As the saying goes, there’s no replacement for displacement. There’s truth in that statement, which is unfortunate when you’re working with 487 air cooled cubic centimeters.
We didn’t have pre-modification baseline numbers for our 1993 Suzuki GS500, but a little research revealed the average stock GS500 puts down about 39 wheel horsepower. That’s not a lot in comparison to the average modern sportbike, but it is enough to have some fun without getting yourself into a whole lot of trouble. That said, after completing a bunch of work on the bike we were hoping to put down a few extra ponies and fine tune our Suzuki GS500 on the dyno at D&D Import Cycles.
Prior to visiting the dyno we had opened up our Suzuki’s factory Mikuni carbs and re-jetted them with a stage III jet kit and pod filters.
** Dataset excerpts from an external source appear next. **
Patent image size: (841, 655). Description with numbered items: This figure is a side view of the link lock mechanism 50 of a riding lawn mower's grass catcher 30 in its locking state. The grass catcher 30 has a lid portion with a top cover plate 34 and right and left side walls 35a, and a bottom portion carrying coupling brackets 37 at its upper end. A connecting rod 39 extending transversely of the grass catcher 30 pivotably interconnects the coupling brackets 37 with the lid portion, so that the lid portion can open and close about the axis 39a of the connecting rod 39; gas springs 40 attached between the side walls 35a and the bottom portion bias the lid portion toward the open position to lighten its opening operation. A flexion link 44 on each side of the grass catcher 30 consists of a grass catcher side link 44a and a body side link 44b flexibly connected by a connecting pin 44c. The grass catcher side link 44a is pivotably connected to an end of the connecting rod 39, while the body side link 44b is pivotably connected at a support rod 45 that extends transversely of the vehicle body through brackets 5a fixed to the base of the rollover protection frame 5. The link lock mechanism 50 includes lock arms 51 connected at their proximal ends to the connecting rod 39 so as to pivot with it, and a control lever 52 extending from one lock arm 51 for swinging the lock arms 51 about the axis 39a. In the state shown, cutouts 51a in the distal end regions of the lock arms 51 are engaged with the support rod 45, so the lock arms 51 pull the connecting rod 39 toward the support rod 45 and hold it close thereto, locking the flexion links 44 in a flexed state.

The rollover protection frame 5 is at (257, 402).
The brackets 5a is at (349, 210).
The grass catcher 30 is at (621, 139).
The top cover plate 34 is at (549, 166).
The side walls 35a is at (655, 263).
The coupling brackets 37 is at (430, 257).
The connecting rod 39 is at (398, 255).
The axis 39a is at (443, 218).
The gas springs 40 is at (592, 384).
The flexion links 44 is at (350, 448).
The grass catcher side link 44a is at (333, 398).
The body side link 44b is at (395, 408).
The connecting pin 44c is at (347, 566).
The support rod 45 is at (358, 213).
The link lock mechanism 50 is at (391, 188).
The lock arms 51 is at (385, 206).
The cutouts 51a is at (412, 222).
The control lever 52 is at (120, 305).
The ignition was also re-drilled with a five degree timing advance, and we installed a full Vance & Hines Supersport exhaust system.
With the bike warmed up to operating temperature and strapped down on the Dynojet 200, dyno operator Jerry Peak shifted the GS500 up through the gears to an aggressive fourth gear roll on the throttle. Fourth gear was used for the power pulls because it’s the point at which the ratio between the rotating dyno drum and the Suzuki’s rear tire is closest to 1:1. The base pull calculated 44 horsepower at the wheel – already a very good improvement from the stock estimate. The graph also showed the Suzuki twin to be running rich.